Rab11 negatively regulates Wingless preventing JNK mediated apoptosis in Drosophila epithelium during embryonic dorsal closure

Cell signaling pathways involved in epithelial wound healing, show a lot of complexities when it comes to their regulation. Remarkably, a large proportion of these signaling pathways are triggered at the time of morphogenetic events which usually involve epithelial sheet fusions during embryonic development, such as the event of dorsal cloure in Drosophila embryos. One such conserved pathway in the wound healing process is the JNK-Dpp signaling pathway. Recent observations suggest that one such upstream regulator of JNK mediated apoptosis could be Rab11, a small Ras like GTPase, which is functionally associated with the membrane and cortical cytoskeletal organization of epithelial cells.
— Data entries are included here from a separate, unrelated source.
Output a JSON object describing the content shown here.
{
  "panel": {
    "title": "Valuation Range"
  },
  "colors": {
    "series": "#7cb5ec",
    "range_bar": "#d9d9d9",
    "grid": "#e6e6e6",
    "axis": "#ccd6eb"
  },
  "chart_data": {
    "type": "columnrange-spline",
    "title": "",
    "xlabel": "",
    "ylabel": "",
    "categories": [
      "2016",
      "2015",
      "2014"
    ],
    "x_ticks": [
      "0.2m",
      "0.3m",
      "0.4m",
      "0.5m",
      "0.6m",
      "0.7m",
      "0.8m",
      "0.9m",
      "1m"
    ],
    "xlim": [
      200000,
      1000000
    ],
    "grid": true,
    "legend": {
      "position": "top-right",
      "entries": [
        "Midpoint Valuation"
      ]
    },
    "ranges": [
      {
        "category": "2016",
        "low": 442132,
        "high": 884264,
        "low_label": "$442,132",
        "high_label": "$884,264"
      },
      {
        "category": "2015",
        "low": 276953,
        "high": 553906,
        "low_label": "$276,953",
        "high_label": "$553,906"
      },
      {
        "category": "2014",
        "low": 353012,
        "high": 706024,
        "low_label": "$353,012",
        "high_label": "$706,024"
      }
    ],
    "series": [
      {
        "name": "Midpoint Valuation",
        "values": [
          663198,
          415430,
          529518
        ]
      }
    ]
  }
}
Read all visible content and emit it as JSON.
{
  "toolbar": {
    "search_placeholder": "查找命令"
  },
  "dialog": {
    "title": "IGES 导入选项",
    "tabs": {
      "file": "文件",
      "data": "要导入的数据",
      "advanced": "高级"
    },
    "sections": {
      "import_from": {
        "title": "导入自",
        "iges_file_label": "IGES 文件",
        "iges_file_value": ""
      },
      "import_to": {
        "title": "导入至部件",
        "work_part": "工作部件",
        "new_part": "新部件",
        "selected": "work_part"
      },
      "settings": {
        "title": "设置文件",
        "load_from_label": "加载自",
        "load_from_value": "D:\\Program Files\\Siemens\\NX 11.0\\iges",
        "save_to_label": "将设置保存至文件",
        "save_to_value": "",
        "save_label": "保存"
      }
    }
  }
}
Using Drosophila embryonic dorsal closure as a model of wound healing, we observed that a targeted expression of a Rab11 loss of function mutant in the dorso-lateral epidermis of fly embryos (tissue which extends contra-laterally in order to fill the intervening gap) undergoing dorsal closure leads to an ectopic expression of Caspase-3 and a concomitant up-regulation of the JNK-Dpp signaling. This resulted in the death of the dorso-lateral epithelial cells with a consequent embryonic lethality due to dorsal closure defects. Interestingly, a simultaneous knockdown of wingless (another developmentally conserved gene) in Rab11 mutants resulted in a rescue of the lethal phenotype and also a significant level of successful completion of the dorsal closure process. In our experiments we suggest Rab11 could promote cross talk between the JNK-Dpp pathway and the canonical wingless pathway in the regulation of apoptosis in the dorsolateral epithelium of fly embryos undergoing dorsal closure. One Sentence SummaryRab11 functions through a conserved Wingless mediated JNK-Dpp pathway during embryonic dorsal closure.